A judicialização traz um elemento de insegurança jurídica aos projetos de infraestrutura, incrementando o risco de paralisação de obras e atividades, determinação de pagamento de indenizações em montantes expressivos e danos reputacionais graves aos empreendedores. A transferência desse poder decisório ao Judiciário não é isenta de riscos, em especial, levando-se em consideração a possibilidade de decisões atécnicas e a (infelizmente, usual) demora na tramitação de processos judiciais no país. 

Diante desse contexto, avaliando especificamente o setor de saneamento, propomos abaixo caminhos que poderiam ampliar a segurança jurídica e a efetividade dos processos de licenciamento ambiental oferecendo segurança jurídica e celeridade sem perder de vista o elemento central do licenciamento ambiental – o mapeamento de impactos socioambientais e direcionamento de providências para tratá-los:

  • Definição de roteiros de licenciamento, a nível nacional, com base em critérios técnicos robustos, considerando a significância dos impactos socioambientais de estruturas/atividades do setor.

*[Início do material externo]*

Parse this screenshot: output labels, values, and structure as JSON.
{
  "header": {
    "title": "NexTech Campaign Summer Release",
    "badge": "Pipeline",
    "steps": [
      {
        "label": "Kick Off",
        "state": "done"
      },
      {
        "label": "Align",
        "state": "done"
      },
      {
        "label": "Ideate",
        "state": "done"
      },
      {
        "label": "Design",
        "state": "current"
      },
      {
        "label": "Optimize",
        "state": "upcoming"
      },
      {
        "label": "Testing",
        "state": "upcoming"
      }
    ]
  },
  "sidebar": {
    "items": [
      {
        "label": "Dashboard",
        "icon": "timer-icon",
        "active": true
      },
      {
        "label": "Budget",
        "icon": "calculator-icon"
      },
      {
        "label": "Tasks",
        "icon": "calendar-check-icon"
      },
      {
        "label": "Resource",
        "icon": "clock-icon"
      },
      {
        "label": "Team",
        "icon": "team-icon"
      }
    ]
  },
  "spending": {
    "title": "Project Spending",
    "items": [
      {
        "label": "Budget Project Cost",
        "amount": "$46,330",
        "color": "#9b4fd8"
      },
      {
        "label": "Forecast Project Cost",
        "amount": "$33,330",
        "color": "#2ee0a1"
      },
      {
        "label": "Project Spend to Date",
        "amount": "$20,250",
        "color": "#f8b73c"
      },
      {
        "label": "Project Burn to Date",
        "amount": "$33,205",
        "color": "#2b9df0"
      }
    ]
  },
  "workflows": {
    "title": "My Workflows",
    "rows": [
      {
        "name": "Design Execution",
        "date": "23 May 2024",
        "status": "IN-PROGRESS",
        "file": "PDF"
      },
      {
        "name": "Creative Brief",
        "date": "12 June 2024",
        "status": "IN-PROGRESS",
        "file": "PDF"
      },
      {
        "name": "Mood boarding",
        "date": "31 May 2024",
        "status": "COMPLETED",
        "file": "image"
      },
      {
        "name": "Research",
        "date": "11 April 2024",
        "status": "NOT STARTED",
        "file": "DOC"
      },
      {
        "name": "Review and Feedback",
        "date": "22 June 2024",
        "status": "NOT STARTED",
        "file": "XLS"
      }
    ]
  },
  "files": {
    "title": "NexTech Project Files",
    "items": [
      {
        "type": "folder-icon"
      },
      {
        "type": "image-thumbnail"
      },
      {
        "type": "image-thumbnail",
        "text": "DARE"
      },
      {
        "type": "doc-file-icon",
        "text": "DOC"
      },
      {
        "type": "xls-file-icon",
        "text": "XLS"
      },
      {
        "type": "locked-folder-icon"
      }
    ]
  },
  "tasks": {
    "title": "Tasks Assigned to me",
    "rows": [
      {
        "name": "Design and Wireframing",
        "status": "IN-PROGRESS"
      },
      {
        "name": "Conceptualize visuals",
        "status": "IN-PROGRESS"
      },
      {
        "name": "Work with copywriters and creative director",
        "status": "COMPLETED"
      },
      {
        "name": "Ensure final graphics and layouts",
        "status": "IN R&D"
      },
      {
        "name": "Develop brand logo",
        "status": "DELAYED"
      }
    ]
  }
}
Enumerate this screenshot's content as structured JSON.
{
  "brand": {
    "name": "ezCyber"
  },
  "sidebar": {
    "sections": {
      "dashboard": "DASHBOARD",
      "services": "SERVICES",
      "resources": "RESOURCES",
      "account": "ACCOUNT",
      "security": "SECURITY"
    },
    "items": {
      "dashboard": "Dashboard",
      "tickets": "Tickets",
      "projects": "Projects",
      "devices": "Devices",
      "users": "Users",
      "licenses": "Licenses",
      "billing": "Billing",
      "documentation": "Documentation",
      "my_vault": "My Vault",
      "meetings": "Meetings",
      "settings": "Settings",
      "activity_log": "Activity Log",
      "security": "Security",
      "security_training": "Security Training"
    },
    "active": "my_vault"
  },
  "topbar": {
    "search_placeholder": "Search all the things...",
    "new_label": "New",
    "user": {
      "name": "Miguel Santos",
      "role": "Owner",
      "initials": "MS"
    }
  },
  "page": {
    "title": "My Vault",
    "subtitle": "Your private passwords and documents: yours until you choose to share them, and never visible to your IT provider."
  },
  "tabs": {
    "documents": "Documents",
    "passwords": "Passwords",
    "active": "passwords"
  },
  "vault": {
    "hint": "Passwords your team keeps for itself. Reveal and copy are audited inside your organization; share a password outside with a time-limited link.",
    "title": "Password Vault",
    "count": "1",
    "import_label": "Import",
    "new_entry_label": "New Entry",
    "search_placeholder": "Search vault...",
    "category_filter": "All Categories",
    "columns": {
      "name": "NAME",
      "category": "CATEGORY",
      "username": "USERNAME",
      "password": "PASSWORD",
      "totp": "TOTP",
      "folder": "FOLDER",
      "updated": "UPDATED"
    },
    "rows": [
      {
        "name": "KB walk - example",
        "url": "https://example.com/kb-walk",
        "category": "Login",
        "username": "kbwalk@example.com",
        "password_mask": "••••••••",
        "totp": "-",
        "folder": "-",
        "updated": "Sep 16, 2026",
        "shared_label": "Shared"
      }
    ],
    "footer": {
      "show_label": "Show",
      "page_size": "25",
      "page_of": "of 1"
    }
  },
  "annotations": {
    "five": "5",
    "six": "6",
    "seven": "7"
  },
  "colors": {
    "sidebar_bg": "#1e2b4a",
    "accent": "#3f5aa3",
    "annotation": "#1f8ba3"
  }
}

A nosso ver, a edição desses roteiros pelo Conselho Nacional de Meio Ambiente (Conama) contribuiria para a definição de regras mais claras e objetivas, conferindo maior agilidade nas análises dos órgãos licenciadores – que, com isso, podem passar a concentrar esforços em aspectos mais centrais e relevantes da atividade sob a perspectiva socioambiental – e isonomia aos processos de licenciamento ambiental conduzidos por diversos entes federativos. Ademais, esses roteiros podem conferir aos agentes técnicos que operacionalizam os processos de licenciamento a nível estadual/municipal maior segurança com relação a seus atos – especialmente considerando as preocupações usuais desses agentes de responsabilização na pessoa física por decisões que tomam no curso desses processos;

  • Determinação de que estruturas que fazem parte de sistemas regionalizados de serviços públicos de saneamento básico devem ser objeto de licenciamento a nível estadual (e não a nível municipal, por serem consideradas de impacto local)

Essa providência é relevante, pois, com o aumento da prestação regionalizada de serviços públicos de saneamento básico, tem crescido o número de empreendedores assumindo a execução desses serviços via concessão.

Usualmente, a regularização do licenciamento de estruturas pré-existentes é uma responsabilidade alocada às concessionárias – que passam a buscar a assinatura de termos de compromisso com os órgãos ambientais estaduais associados para definição de tempos e movimentos para a regularização do licenciamento ambiental dos ativos assumidos, com o consequente afastamento do risco de responsabilização administrativa pela operação de atividade sem licença no curso da regularização.

A manutenção da competência municipal para o licenciamento de estruturas que compõem esses sistemas amplia a complexidade desse processo negocial, trazendo consigo insegurança jurídica às concessionárias.

Considerando que o volume de investimentos necessários e o (já curto) prazo até a meta legal de universalização dos serviços de abastecimento de água e esgotamento sanitário tornam os projetos no setor de saneamento bastante desafiadores, um cenário de segurança jurídica é indispensável aos projetos em implantação e aos que ainda serão licitados. O licenciamento ambiental utilizado de forma técnica, íntegra e robusta pode ser um grande aliado desse processo.